Ein helles Foyer mit Oberlicht und großen Fensterfronten, das ist der Eingang zur neuen Grundschule Humannstraße in Gröpelingen. Hier ist neben der Verwaltung eine Bibliothek, eine Mensa, eine Küche und eine Bühne für Theaterstücke untergebracht. Die Schulleiterin möchte in diesen lichtdurchfluteten Raum mit den hohen Decken außerdem gern einen Flügel stellen. Hier im Bremer Westen ist direkt neben der Neuen Oberschule Gröpelingen ein zweigeschossiger Klinkerbau mit runden Ecken entstanden. Der Neubau steht auf einem ehemaligen Sportplatz und soll im Sommer bezugsfertig sein. Nebenan ist zudem eine Turnhalle geplant. Die Kosten für beide Bauten: Gut 19 Millionen Euro.

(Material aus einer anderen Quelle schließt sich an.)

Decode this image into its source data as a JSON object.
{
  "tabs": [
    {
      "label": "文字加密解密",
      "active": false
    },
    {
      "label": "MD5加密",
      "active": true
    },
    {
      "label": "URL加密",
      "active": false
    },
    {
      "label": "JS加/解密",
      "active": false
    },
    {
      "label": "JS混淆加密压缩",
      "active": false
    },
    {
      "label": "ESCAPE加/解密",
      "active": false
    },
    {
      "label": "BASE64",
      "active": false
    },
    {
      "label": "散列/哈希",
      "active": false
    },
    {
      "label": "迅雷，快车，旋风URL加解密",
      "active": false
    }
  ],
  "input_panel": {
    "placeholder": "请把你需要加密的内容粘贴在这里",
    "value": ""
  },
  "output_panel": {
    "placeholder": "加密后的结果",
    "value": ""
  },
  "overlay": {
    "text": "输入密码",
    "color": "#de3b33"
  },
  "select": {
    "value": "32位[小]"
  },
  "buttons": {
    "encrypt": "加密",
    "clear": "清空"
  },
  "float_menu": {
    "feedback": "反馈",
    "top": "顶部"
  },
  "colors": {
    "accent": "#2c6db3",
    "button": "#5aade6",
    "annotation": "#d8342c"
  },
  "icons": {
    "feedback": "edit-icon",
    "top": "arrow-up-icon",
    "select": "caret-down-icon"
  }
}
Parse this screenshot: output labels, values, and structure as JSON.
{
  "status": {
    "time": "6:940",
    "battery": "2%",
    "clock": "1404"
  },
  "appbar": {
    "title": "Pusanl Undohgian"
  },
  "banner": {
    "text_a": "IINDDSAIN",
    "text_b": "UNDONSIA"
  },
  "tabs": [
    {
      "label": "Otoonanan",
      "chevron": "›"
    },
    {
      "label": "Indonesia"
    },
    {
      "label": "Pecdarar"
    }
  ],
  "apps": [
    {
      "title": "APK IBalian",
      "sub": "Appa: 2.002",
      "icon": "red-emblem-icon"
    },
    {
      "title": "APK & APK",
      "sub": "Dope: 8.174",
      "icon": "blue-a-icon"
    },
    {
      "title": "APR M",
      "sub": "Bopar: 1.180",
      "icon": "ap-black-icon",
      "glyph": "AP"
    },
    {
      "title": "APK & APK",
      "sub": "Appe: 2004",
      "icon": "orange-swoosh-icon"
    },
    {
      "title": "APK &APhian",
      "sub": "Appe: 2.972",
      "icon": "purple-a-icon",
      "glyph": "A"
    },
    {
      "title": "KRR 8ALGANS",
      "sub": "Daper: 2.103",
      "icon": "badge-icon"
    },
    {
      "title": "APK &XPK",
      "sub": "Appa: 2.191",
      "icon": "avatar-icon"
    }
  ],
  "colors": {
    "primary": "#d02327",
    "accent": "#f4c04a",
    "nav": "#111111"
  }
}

Die vierzügige Grundschule, die hier einziehen soll, wurde für die wachsende Kinderschar im Bremer Westen neu gegründet. Seit sie 2017 den Betrieb aufnahm, müssen Schüler und Lehrer fürs Erste mit einem kleineren Altbau und mehreren Mobilbauten vorliebnehmen. „Den Bedürfnissen der Kinder können wir in den jetzigen Bauten nicht gerecht werden“, sagt Schulleiterin Annekatrin Kelz. Es fehlten Rückzugsräume im Ganztagsbetrieb für die Kinder und ausreichend Arbeitsplätze für die Lehrkräfte.

Wünsche in Phase Null

„Wenn ich schlechte Laune habe, gehe ich ganz kurz hier rein“, sagt die Schulleiterin und zeigt auf den Neubau. Das Gebäude erinnert weniger an eine Grundschule als an eine Art Campus für Kleine. Was pädagogisch gebraucht wird, wurde hier von Anfang an einbezogen: Schulleitung, Lehrer und Eltern konnten in einer sogenannten "Phase Null" benennen, was ihr Schulgebäude können sollte. Und eine neue Schule muss heute eine Menge leisten. Sie soll völlig andere Anforderungen erfüllen als vor dreißig Jahren: Ganztag, Digitalisierung, Inklusion und Nachhaltigkeit, das sind nur einige der großen Themen, die heute wichtig sind.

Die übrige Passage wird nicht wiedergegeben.